(Foto: sedang berlangsungnya diskusi/Rizki)

Marhaen, Jakarta - Aliansi Jurnalis Independen (AJI) Indonesia bersama United States Agency for International Development (USAID) dan Internews mengadakan diskusi publik bertajuk “Mendorong Kesejahteraan Jurnalis Lepas di Tanah Air” dengan pembahasan pemetaan kesejahteraan jurnalis lepas daerah yang berdampak terhadap jurnalisme berkualitas. Kamis (21/09/2023).

Sebagai pilar ketiga dalam demokrasi, jurnalis memegang peran penting dalam mengawasi kekuasaan dan memberikan edukasi. Lalu, menjalankan jurnalisme berkualitas dan mengikuti dengan tegas kode etik jurnalistik. Potensi ini mulai menghilang dengan serangkaian kesenjangan yang dirasakan oleh jurnalis saat ini dan tergerus oleh digitalisasi yang menambah beban kerja semakin hari kian berat.
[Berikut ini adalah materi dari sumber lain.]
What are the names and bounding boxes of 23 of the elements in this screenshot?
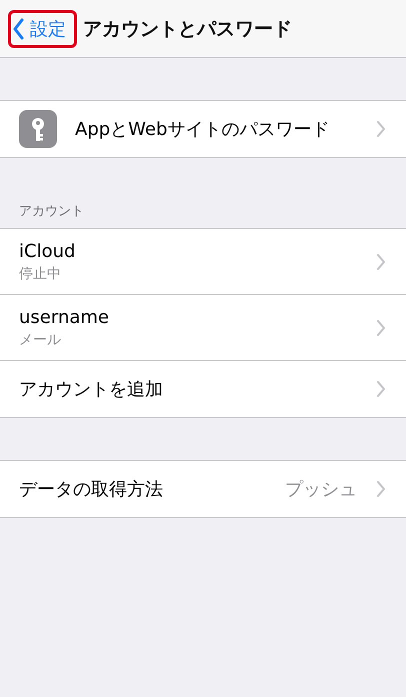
chevron-icon xyxy=(377,320,386,336)
screen-title: アカウントとパスワード xyxy=(83,16,292,42)
chevron-icon xyxy=(377,254,386,270)
chevron-icon xyxy=(377,481,386,497)
chevron-icon xyxy=(377,121,386,137)
settings-row[interactable]: データの取得方法 プッシュ xyxy=(0,461,406,517)
section-header: アカウント xyxy=(18,203,85,221)
row-title: データの取得方法 xyxy=(19,478,164,501)
row-subtitle: メール xyxy=(19,330,62,348)
row-title: username xyxy=(19,306,110,328)
settings-row[interactable]: iCloud 停止中 xyxy=(0,229,406,295)
settings-row[interactable]: username メール xyxy=(0,295,406,361)
row-title: アカウントを追加 xyxy=(19,378,164,401)
back-chevron-icon xyxy=(13,18,24,40)
settings-row[interactable]: アカウントを追加 xyxy=(0,361,406,417)
row-subtitle: 停止中 xyxy=(19,264,62,282)
back-button[interactable]: 設定 xyxy=(8,10,77,48)
row-title: AppとWebサイトのパスワード xyxy=(75,118,330,141)
row-title: iCloud xyxy=(19,240,76,262)
key-icon xyxy=(19,110,57,148)
chevron-icon xyxy=(377,381,386,397)
settings-row[interactable]: AppとWebサイトのパスワード xyxy=(0,101,406,157)
row-value: プッシュ xyxy=(285,478,357,501)
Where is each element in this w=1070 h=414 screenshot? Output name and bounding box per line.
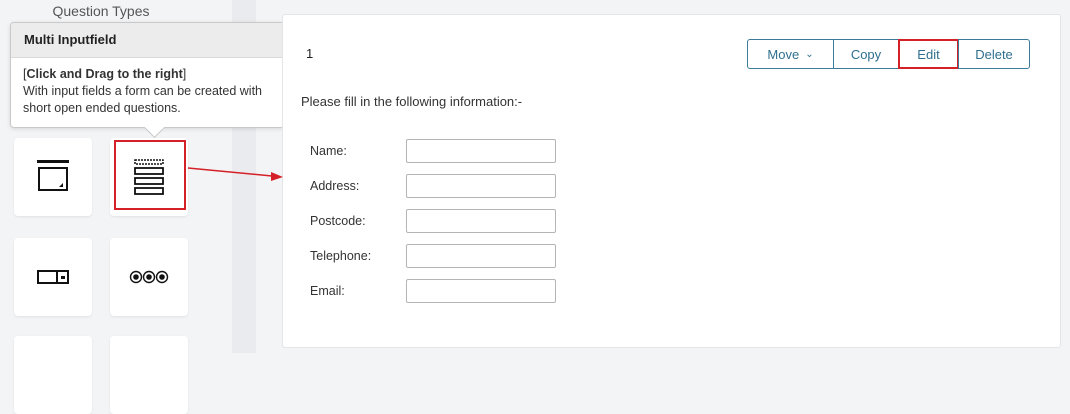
question-instruction: Please fill in the following information… <box>301 94 523 109</box>
question-toolbar: Move ⌄ Copy Edit Delete <box>747 39 1030 69</box>
question-type-tooltip: Multi Inputfield [Click and Drag to the … <box>10 22 285 139</box>
question-type-tile-dropdown[interactable] <box>14 238 92 316</box>
chevron-down-icon: ⌄ <box>805 48 814 60</box>
form-field-row: Postcode: <box>310 209 556 233</box>
tooltip-body: [Click and Drag to the right] With input… <box>11 58 284 117</box>
field-label: Telephone: <box>310 249 372 263</box>
dropdown-icon <box>37 270 69 284</box>
question-number: 1 <box>306 46 314 61</box>
edit-button[interactable]: Edit <box>898 39 959 69</box>
question-type-tile[interactable] <box>110 336 188 414</box>
question-type-tile-single-input[interactable] <box>14 138 92 216</box>
field-label: Name: <box>310 144 347 158</box>
name-input[interactable] <box>406 139 556 163</box>
email-input[interactable] <box>406 279 556 303</box>
tooltip-title: Multi Inputfield <box>11 23 284 58</box>
form-field-row: Email: <box>310 279 556 303</box>
sidebar-title: Question Types <box>52 3 150 19</box>
form-field-row: Address: <box>310 174 556 198</box>
single-input-icon <box>37 160 69 191</box>
delete-button[interactable]: Delete <box>958 39 1030 69</box>
address-input[interactable] <box>406 174 556 198</box>
tooltip-description: With input fields a form can be created … <box>23 84 263 115</box>
form-field-row: Name: <box>310 139 556 163</box>
field-label: Address: <box>310 179 360 193</box>
selected-tile-highlight <box>114 140 186 210</box>
move-button[interactable]: Move ⌄ <box>747 39 834 69</box>
field-label: Postcode: <box>310 214 366 228</box>
field-label: Email: <box>310 284 345 298</box>
form-field-row: Telephone: <box>310 244 556 268</box>
radio-buttons-icon <box>129 270 169 284</box>
tooltip-action: [Click and Drag to the right] <box>23 67 187 81</box>
move-label: Move <box>767 46 800 62</box>
question-card: 1 Move ⌄ Copy Edit Delete Please fill in… <box>282 14 1061 348</box>
telephone-input[interactable] <box>406 244 556 268</box>
question-type-tile[interactable] <box>14 336 92 414</box>
copy-button[interactable]: Copy <box>833 39 899 69</box>
question-type-tile-radio-buttons[interactable] <box>110 238 188 316</box>
postcode-input[interactable] <box>406 209 556 233</box>
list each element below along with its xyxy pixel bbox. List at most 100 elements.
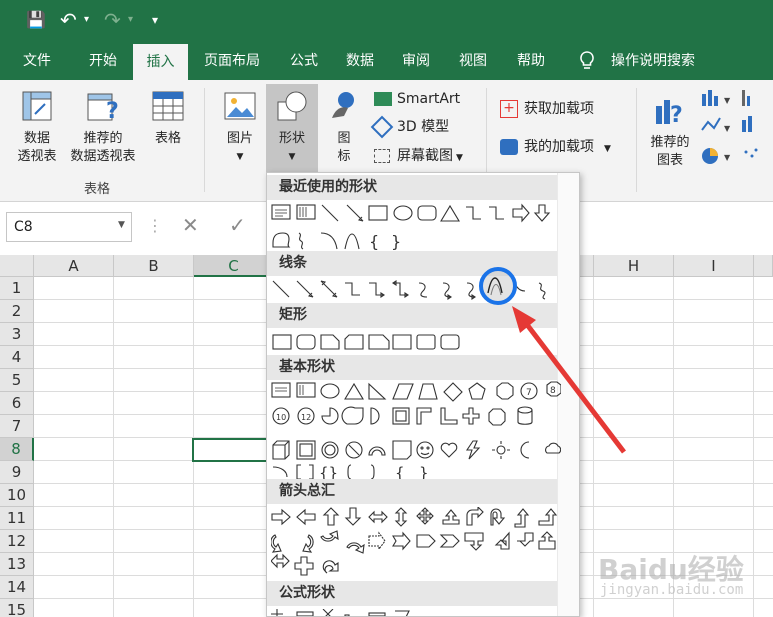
row-header[interactable]: 11 bbox=[0, 507, 34, 530]
name-box[interactable]: C8 bbox=[6, 212, 132, 242]
lightbulb-icon bbox=[578, 42, 596, 80]
recent-shapes-row[interactable]: { } bbox=[271, 203, 561, 253]
row-header[interactable]: 10 bbox=[0, 484, 34, 507]
pictures-button[interactable]: 图片 ▼ bbox=[218, 88, 262, 166]
row-header-selected[interactable]: 8 bbox=[0, 438, 34, 461]
equation-shapes-row[interactable] bbox=[271, 609, 561, 617]
tab-home[interactable]: 开始 bbox=[74, 42, 132, 80]
row-header[interactable]: 4 bbox=[0, 346, 34, 369]
icons-button[interactable]: 图 标 bbox=[322, 88, 366, 166]
section-recent-shapes: 最近使用的形状 bbox=[267, 175, 557, 200]
tab-file[interactable]: 文件 bbox=[8, 42, 66, 80]
group-divider bbox=[636, 88, 637, 192]
screenshot-icon bbox=[374, 149, 390, 163]
column-header-a[interactable]: A bbox=[34, 255, 114, 277]
smartart-icon bbox=[374, 92, 392, 106]
picture-icon bbox=[224, 92, 256, 120]
row-header[interactable]: 2 bbox=[0, 300, 34, 323]
icons-icon bbox=[332, 92, 354, 118]
customize-qat-icon[interactable]: ▾ bbox=[152, 9, 158, 31]
undo-icon[interactable]: ↶ bbox=[60, 9, 77, 31]
screenshot-button[interactable]: 屏幕截图 ▼ bbox=[374, 146, 463, 168]
recommended-charts-button[interactable]: ? 推荐的 图表 bbox=[644, 92, 696, 170]
row-header[interactable]: 12 bbox=[0, 530, 34, 553]
rectangles-row[interactable] bbox=[271, 331, 561, 353]
shapes-icon bbox=[277, 91, 307, 121]
block-arrows-grid[interactable] bbox=[271, 507, 561, 587]
formula-bar-grip-icon: ⋮ bbox=[147, 216, 163, 235]
tab-review[interactable]: 审阅 bbox=[390, 42, 442, 80]
tab-data[interactable]: 数据 bbox=[334, 42, 386, 80]
section-block-arrows: 箭头总汇 bbox=[267, 479, 557, 504]
row-header[interactable]: 3 bbox=[0, 323, 34, 346]
ribbon-tabs: 文件 开始 插入 页面布局 公式 数据 审阅 视图 帮助 操作说明搜索 bbox=[0, 42, 773, 80]
row-header[interactable]: 6 bbox=[0, 392, 34, 415]
tab-view[interactable]: 视图 bbox=[447, 42, 499, 80]
section-rectangles: 矩形 bbox=[267, 303, 557, 328]
add-grid-icon: + bbox=[500, 100, 518, 118]
svg-text:▼: ▼ bbox=[724, 153, 731, 162]
enter-icon[interactable]: ✓ bbox=[229, 213, 246, 237]
active-cell-c8[interactable] bbox=[192, 438, 273, 462]
basic-shapes-grid[interactable]: 7 8 10 12 {} {} bbox=[271, 381, 561, 479]
select-all-corner[interactable] bbox=[0, 255, 34, 277]
svg-text:10: 10 bbox=[276, 413, 286, 422]
column-header-i[interactable]: I bbox=[674, 255, 754, 277]
svg-text:{: { bbox=[395, 464, 405, 479]
curve-icon bbox=[487, 277, 503, 294]
shapes-button[interactable]: 形状 ▼ bbox=[268, 88, 316, 166]
tell-me-search[interactable]: 操作说明搜索 bbox=[611, 42, 695, 80]
highlighted-curve-shape[interactable] bbox=[479, 267, 517, 305]
redo-dropdown-icon[interactable]: ▾ bbox=[128, 9, 133, 31]
tab-page-layout[interactable]: 页面布局 bbox=[193, 42, 271, 80]
lines-row[interactable] bbox=[271, 279, 561, 301]
svg-text:{}: {} bbox=[319, 464, 338, 479]
table-button[interactable]: 表格 bbox=[146, 88, 190, 148]
title-bar: 💾 ↶ ▾ ↷ ▾ ▾ bbox=[0, 0, 773, 42]
group-divider bbox=[204, 88, 205, 192]
undo-dropdown-icon[interactable]: ▾ bbox=[84, 9, 89, 31]
svg-text:▼: ▼ bbox=[724, 96, 731, 105]
row-header[interactable]: 14 bbox=[0, 576, 34, 599]
column-header-partial[interactable] bbox=[754, 255, 773, 277]
row-header[interactable]: 5 bbox=[0, 369, 34, 392]
my-addins-button[interactable]: 我的加载项 ▼ bbox=[500, 137, 611, 159]
recommended-pivot-button[interactable]: ? 推荐的 数据透视表 bbox=[64, 88, 142, 166]
svg-text:}: } bbox=[391, 232, 401, 251]
cube-icon bbox=[370, 115, 394, 139]
smartart-button[interactable]: SmartArt bbox=[374, 89, 460, 109]
get-addins-button[interactable]: + 获取加载项 bbox=[500, 99, 594, 119]
row-header[interactable]: 1 bbox=[0, 277, 34, 300]
name-box-dropdown-icon[interactable]: ▼ bbox=[118, 220, 125, 230]
screenshot-dropdown-icon: ▼ bbox=[456, 153, 463, 163]
chart-type-icons[interactable]: ▼ ▼ ▼ bbox=[700, 90, 770, 170]
excel-window: 💾 ↶ ▾ ↷ ▾ ▾ 文件 开始 插入 页面布局 公式 数据 审阅 视图 帮助… bbox=[0, 0, 773, 617]
svg-text:8: 8 bbox=[550, 386, 556, 396]
row-header[interactable]: 7 bbox=[0, 415, 34, 438]
svg-text:{: { bbox=[369, 232, 379, 251]
section-equation-shapes: 公式形状 bbox=[267, 581, 557, 606]
cancel-icon[interactable]: ✕ bbox=[182, 213, 199, 237]
tab-formulas[interactable]: 公式 bbox=[278, 42, 330, 80]
recommended-pivot-icon: ? bbox=[87, 93, 119, 124]
save-icon[interactable]: 💾 bbox=[26, 9, 46, 31]
svg-text:7: 7 bbox=[526, 388, 532, 398]
redo-icon[interactable]: ↷ bbox=[104, 9, 121, 31]
pivot-table-icon bbox=[22, 91, 52, 121]
row-header[interactable]: 9 bbox=[0, 461, 34, 484]
svg-text:}: } bbox=[419, 464, 429, 479]
row-header[interactable]: 15 bbox=[0, 599, 34, 617]
recommended-charts-icon: ? bbox=[656, 100, 683, 128]
section-lines: 线条 bbox=[267, 251, 557, 276]
pivot-table-button[interactable]: 数据 透视表 bbox=[10, 88, 64, 166]
tab-insert[interactable]: 插入 bbox=[133, 44, 188, 80]
column-header-c[interactable]: C bbox=[194, 255, 274, 277]
column-header-h[interactable]: H bbox=[594, 255, 674, 277]
my-addins-dropdown-icon: ▼ bbox=[604, 144, 611, 154]
shapes-dropdown-icon: ▼ bbox=[288, 152, 296, 162]
section-basic-shapes: 基本形状 bbox=[267, 355, 557, 380]
row-header[interactable]: 13 bbox=[0, 553, 34, 576]
3d-model-button[interactable]: 3D 模型 bbox=[370, 115, 449, 139]
tab-help[interactable]: 帮助 bbox=[505, 42, 557, 80]
column-header-b[interactable]: B bbox=[114, 255, 194, 277]
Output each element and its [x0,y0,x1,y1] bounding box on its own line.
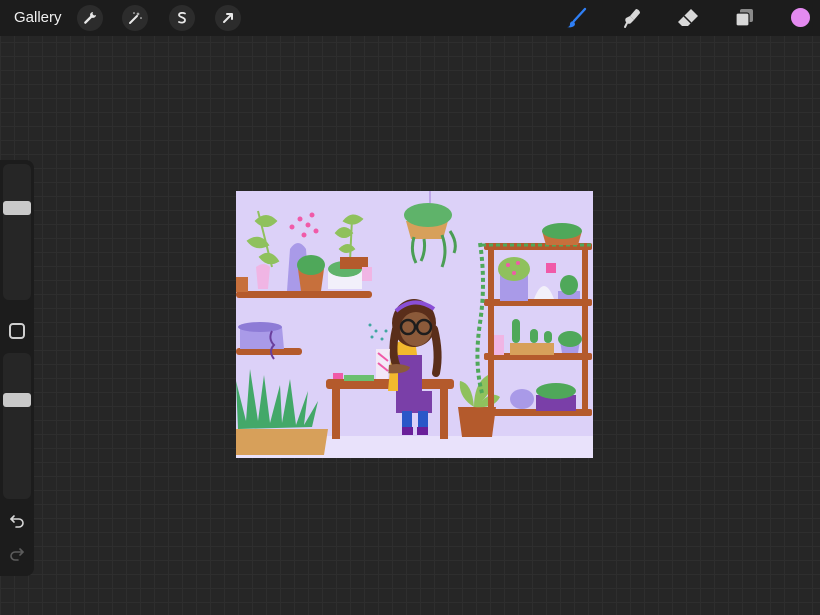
selection-s-icon [178,11,186,24]
redo-icon [10,548,24,561]
brush-size-slider[interactable] [3,164,31,300]
layers-icon [735,9,753,27]
sidebar [0,160,34,576]
artwork-illustration [236,191,593,458]
selection-button[interactable] [169,5,195,31]
modify-button[interactable] [9,323,25,339]
redo-button[interactable] [8,544,26,562]
brush-tool-button[interactable] [564,5,590,31]
wrench-icon [84,12,96,24]
eraser-icon [678,9,698,26]
actions-button[interactable] [77,5,103,31]
opacity-thumb[interactable] [3,393,31,407]
magic-wand-icon [129,12,142,24]
smudge-icon [624,9,640,28]
adjustments-button[interactable] [122,5,148,31]
smudge-tool-button[interactable] [620,5,646,31]
drawing-canvas[interactable] [236,191,593,458]
undo-icon [10,515,24,528]
undo-button[interactable] [8,511,26,529]
transform-button[interactable] [215,5,241,31]
top-toolbar: Gallery [0,0,820,36]
layers-button[interactable] [731,5,757,31]
brush-icon [567,7,587,28]
transform-arrow-icon [223,13,233,23]
color-picker-button[interactable] [789,6,812,29]
opacity-slider[interactable] [3,353,31,499]
brush-size-thumb[interactable] [3,201,31,215]
gallery-button[interactable]: Gallery [14,9,62,26]
eraser-tool-button[interactable] [675,5,701,31]
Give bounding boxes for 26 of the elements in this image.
Data pemetaan kesenjangan ini berasal dari hasil riset AJI dengan Lembaga Informasi Perburuhan Sedane (LIPS) yang dikumpulkan selama enam bulan dan dikeluarkan oleh AJI tidak lepas dari posisi jurnalis sendiri, memiliki kerentanan berupa ancaman keamanan ekonomi dari jurnalis lepas. Dengan keamanan ekonomi yang tidak terpenuhi terlepas dari ancaman fisik dan regulasi, tentu dapat mengurangi kinerja profesionalitas.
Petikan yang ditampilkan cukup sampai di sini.